The recent arrival of some 30,000 Russians to Georgia is contentious. They tend to be young, middle-class Russians who do not want to be involved with the war. They can live in Georgia for a year and set up businesses there. The practical if not official position taken by the Georgian Government is that this is a welcome benefit to Georgia of the Russian brain drain. Opposition parties tend to be less charitable towards these Russians and there can be tension in public when Russian is heard spoken. Given that huge numbers of Russians are fleeing—there are another 200,000 in Istanbul alone—I would be interested to hear the Minister’s view on them and whether we know how many are in the UK.

It is also important to recognise that the strategic issues for the UK and the west go beyond Ukraine and into the wider Black sea region. Possible Ukrainian neutrality—subject to a referendum—was apparently mooted by President Zelensky at the Istanbul peace talks. A heavily-armed Swiss-type neutrality might work for a large and very populated country such as Ukraine, but that is not the case for Georgia, which is small geographically and has a small population. Indeed, the ground taken by Russia on the first day of its February offensive was more than exists in the whole of Georgia. Georgia’s long-term security is considered by the Georgians to be effectively bound up in joining the NATO umbrella, not in neutrality. If Ukraine were to go neutral, Russia’s attention would be drawn to Georgia—possibly with disastrous implications for Georgian security.
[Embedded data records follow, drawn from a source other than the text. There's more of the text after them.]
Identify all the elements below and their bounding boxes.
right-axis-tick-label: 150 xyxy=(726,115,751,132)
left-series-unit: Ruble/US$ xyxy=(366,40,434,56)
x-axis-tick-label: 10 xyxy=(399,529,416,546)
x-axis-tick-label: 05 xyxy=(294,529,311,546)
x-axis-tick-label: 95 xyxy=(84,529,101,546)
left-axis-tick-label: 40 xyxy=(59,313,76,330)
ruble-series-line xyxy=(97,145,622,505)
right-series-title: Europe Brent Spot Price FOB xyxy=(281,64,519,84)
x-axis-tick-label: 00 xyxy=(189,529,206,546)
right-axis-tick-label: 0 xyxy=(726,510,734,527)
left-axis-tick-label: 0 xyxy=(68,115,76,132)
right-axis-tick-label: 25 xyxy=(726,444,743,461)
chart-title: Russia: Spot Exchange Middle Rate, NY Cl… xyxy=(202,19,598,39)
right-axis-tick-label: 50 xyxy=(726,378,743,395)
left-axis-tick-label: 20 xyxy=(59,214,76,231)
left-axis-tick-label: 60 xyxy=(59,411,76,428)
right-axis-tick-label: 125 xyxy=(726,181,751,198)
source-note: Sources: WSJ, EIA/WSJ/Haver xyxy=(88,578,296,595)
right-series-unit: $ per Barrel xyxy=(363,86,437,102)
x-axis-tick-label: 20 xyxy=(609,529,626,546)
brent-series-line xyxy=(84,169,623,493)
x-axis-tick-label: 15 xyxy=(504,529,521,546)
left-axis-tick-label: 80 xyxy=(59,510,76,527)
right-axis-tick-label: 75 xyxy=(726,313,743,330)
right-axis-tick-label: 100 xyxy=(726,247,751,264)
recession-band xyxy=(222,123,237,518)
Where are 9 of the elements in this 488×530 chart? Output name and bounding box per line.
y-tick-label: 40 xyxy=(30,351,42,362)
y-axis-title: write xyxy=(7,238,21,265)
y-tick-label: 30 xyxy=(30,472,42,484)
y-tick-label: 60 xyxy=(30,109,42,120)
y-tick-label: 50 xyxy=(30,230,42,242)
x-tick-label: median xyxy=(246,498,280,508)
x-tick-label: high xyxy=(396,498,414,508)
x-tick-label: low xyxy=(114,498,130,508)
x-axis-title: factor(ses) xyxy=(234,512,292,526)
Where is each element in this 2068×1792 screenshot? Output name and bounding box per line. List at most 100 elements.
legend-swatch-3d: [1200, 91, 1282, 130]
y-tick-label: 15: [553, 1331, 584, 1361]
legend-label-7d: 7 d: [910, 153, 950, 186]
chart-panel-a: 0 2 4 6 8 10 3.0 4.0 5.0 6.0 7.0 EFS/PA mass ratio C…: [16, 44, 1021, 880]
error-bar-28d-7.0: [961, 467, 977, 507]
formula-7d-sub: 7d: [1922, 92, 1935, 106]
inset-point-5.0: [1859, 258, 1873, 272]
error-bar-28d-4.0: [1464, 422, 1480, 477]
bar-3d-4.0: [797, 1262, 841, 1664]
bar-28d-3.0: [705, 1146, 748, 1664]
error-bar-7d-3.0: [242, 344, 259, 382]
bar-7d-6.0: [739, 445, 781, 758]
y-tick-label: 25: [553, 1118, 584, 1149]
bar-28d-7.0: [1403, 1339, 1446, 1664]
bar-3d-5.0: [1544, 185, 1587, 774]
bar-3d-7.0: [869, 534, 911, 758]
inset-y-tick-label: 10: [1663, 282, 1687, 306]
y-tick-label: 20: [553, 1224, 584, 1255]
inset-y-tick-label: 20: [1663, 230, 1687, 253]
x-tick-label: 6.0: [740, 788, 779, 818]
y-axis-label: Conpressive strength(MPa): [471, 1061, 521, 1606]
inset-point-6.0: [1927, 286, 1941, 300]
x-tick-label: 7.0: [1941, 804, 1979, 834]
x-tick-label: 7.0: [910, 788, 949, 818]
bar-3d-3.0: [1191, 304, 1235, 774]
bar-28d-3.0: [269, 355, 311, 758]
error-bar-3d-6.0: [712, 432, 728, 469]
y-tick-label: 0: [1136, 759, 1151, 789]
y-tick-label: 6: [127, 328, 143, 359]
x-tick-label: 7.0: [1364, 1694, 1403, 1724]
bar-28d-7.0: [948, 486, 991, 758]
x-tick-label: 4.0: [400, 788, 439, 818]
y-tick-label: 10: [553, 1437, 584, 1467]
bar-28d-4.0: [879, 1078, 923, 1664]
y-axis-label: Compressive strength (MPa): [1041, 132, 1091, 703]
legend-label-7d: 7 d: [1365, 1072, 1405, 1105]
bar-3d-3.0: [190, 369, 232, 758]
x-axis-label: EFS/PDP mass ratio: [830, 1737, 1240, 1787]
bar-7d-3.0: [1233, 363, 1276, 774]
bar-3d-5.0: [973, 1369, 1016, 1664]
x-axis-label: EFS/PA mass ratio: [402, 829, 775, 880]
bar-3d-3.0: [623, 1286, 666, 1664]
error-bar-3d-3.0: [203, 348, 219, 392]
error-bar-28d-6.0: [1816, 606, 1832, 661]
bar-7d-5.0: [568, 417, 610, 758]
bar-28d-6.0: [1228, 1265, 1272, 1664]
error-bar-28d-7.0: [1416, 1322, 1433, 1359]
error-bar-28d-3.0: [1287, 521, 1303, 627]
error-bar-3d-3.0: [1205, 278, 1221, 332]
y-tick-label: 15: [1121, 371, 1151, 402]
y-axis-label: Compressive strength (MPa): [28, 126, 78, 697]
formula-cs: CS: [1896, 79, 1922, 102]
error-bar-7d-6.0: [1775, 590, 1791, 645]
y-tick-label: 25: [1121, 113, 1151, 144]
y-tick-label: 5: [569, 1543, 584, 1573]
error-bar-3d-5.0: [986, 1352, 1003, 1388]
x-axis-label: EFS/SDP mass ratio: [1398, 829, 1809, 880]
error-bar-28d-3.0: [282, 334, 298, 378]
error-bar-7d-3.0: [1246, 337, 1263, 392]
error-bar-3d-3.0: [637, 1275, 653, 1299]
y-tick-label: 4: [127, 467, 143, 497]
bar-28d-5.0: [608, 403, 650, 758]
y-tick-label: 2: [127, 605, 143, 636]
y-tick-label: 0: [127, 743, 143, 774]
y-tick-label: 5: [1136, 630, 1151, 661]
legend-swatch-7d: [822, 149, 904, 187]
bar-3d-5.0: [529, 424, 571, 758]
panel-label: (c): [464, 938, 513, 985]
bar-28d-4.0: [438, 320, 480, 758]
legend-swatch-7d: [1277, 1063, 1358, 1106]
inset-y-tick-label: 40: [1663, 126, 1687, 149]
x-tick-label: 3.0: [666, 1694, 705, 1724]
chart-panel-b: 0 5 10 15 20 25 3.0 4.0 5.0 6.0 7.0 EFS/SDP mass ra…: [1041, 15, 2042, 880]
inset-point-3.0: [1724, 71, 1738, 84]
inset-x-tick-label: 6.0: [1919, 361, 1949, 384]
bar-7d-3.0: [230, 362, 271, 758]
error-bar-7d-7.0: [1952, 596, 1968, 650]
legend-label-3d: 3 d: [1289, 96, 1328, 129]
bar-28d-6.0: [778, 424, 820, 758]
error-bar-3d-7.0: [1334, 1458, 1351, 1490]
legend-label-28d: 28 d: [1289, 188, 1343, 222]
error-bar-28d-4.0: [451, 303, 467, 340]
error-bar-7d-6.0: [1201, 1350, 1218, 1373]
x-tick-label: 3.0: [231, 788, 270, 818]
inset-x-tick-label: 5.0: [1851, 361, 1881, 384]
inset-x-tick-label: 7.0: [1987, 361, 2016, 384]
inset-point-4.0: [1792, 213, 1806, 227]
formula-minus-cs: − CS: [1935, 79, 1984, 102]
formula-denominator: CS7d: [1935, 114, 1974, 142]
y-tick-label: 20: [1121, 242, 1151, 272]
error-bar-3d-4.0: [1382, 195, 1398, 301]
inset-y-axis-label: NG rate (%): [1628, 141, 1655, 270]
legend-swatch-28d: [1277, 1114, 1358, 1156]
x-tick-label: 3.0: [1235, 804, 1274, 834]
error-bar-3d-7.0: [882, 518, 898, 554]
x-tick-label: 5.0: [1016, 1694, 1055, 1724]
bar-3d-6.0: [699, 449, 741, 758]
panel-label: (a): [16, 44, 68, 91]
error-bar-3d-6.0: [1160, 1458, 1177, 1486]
Although the UK Government’s security documents seem to be slowly coming around to recognising the importance of the wider Black sea strategic balance, the 2021 integrated review, “Global Britain in a competitive age”, mentions the Black sea only once. Britain conducts £21 billion-worth of bilateral trade in that region. That makes up 3% of our exports and it is significantly expanding. I believe that we still have the largest Navy in Europe. In April 2021, HMS Defender was deployed to challenge illegal Russian claims around Crimea, and was very much welcomed in Ukraine and Georgia. In the current war, we have started to provide Ukraine with our anti-ship missiles.

Let us assume that Ukraine prevails in this war. How, Minister, are we going to get trade going again in the Black sea region? Will we help to get rid of the mines? Will we work with Ukraine, with Georgia and, importantly, with Turkey, to keep the lines open and uphold maritime law? What kind of post-war planning is going on?

Let me state the obvious. The Georgians, like the Ukrainians, will always tell people that they do not want war and they do not want instability in their region. They want recognition of their sovereignty and the democratic freedom to embed themselves in the European family, encourage free trade and improve the economic lot of their people. The sacrifices and suffering of the Ukrainian people since 2014—as for the Georgians since 2008—have been immense and totally unjustified. I hope that our Ministers are looking at the clear pattern established by Russia and are learning the lessons of our earlier years of relative inaction, so that we can stop the rot from Russia spreading further.